Ai fini della elevazione economica e sociale del lavoro e in armonia con le esigenze della produzione, la Repubblica riconosce il diritto dei lavoratori a collaborare, nei modi e nei limiti stabiliti dalle leggi, alla gestione delle aziende.
Articolo 46
Spiegazione
L’articolo vuole promuovere la collaborazione tra imprenditori e lavoratori. L’ordinamento italiano, tuttavia, non ha dato luogo a vere e proprie forme di cogestione (ovvero, all’ingresso dei lavoratori negli organi direttivi delle aziende come, per esempio, il Consiglio di amministrazione). In Italia non sono previste – come, invece, avviene in altri Paesi europei – forme di negoziazioni obbligatorie che impongano ai sindacati di mantenere la «pace sindacale» e agli imprenditori di non assumere decisioni prima delle trattative sindacali.
La partecipazione dei lavoratori, quindi, è limitata agli aspetti garantiti dai contratti collettivi nazionali che conferiscono alle organizzazioni sindacali i diritti di informazione e consultazione sui problemi delle singole imprese (livello di occupazione, stato finanziario, ambiente di lavoro…) e sulle prospettive economiche dei settori per i quali vengono firmati i contratti.
Storia
Il testo finale dell’articolo fu proposto dall’on. Giovanni Gronchi (Democrazia cristiana).
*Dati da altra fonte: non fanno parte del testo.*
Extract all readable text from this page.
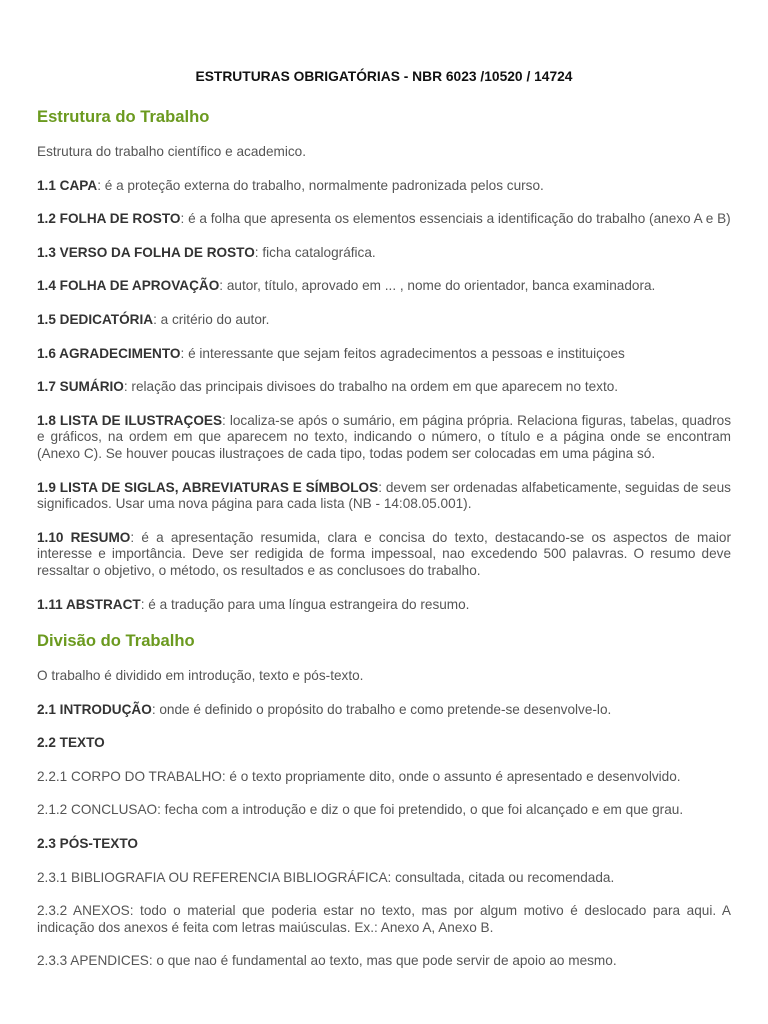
ESTRUTURAS OBRIGATÓRIAS - NBR 6023 /10520 / 14724
Estrutura do Trabalho

Estrutura do trabalho científico e academico.

1.1 CAPA: é a proteção externa do trabalho, normalmente padronizada pelos curso.

1.2 FOLHA DE ROSTO: é a folha que apresenta os elementos essenciais a identificação do trabalho (anexo A e B)

1.3 VERSO DA FOLHA DE ROSTO: ficha catalográfica.

1.4 FOLHA DE APROVAÇÃO: autor, título, aprovado em ... , nome do orientador, banca examinadora.

1.5 DEDICATÓRIA: a critério do autor.

1.6 AGRADECIMENTO: é interessante que sejam feitos agradecimentos a pessoas e instituiçoes

1.7 SUMÁRIO: relação das principais divisoes do trabalho na ordem em que aparecem no texto.

1.8 LISTA DE ILUSTRAÇOES: localiza-se após o sumário, em página própria. Relaciona figuras, tabelas, quadros e gráficos, na ordem em que aparecem no texto, indicando o número, o título e a página onde se encontram (Anexo C). Se houver poucas ilustraçoes de cada tipo, todas podem ser colocadas em uma página só.

1.9 LISTA DE SIGLAS, ABREVIATURAS E SÍMBOLOS: devem ser ordenadas alfabeticamente, seguidas de seus significados. Usar uma nova página para cada lista (NB - 14:08.05.001).

1.10 RESUMO: é a apresentação resumida, clara e concisa do texto, destacando-se os aspectos de maior interesse e importância. Deve ser redigida de forma impessoal, nao excedendo 500 palavras. O resumo deve ressaltar o objetivo, o método, os resultados e as conclusoes do trabalho.

1.11 ABSTRACT: é a tradução para uma língua estrangeira do resumo.

Divisão do Trabalho

O trabalho é dividido em introdução, texto e pós-texto.

2.1 INTRODUÇÃO: onde é definido o propósito do trabalho e como pretende-se desenvolve-lo.

2.2 TEXTO

2.2.1 CORPO DO TRABALHO: é o texto propriamente dito, onde o assunto é apresentado e desenvolvido.

2.1.2 CONCLUSAO: fecha com a introdução e diz o que foi pretendido, o que foi alcançado e em que grau.

2.3 PÓS-TEXTO

2.3.1 BIBLIOGRAFIA OU REFERENCIA BIBLIOGRÁFICA: consultada, citada ou recomendada.

2.3.2 ANEXOS: todo o material que poderia estar no texto, mas por algum motivo é deslocado para aqui. A indicação dos anexos é feita com letras maiúsculas. Ex.: Anexo A, Anexo B.

2.3.3 APENDICES: o que nao é fundamental ao texto, mas que pode servir de apoio ao mesmo.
L’Assemblea – concordando con Gronchi – volle sottolineare due concetti: la subordinazione dell’elevazione economica e sociale del lavoro alle «esigenze della produzione» in quanto «l’imperativo categorico in ogni tipo di sistema economico è quello di produrre di più affinché vi siano più utili da distribuire»; la collaborazione fra gli organi di comando delle aziende e i lavoratori, una «certa posizione gerarchica di compiti e di responsabilità».
L’Assemblea respinse alcuni emendamenti che chiedevano la partecipazione degli operai agli utili prodotti dalle aziende, giudicata «pericolosa» per i lavoratori e la collettività a causa del «prepotere dei monopoli».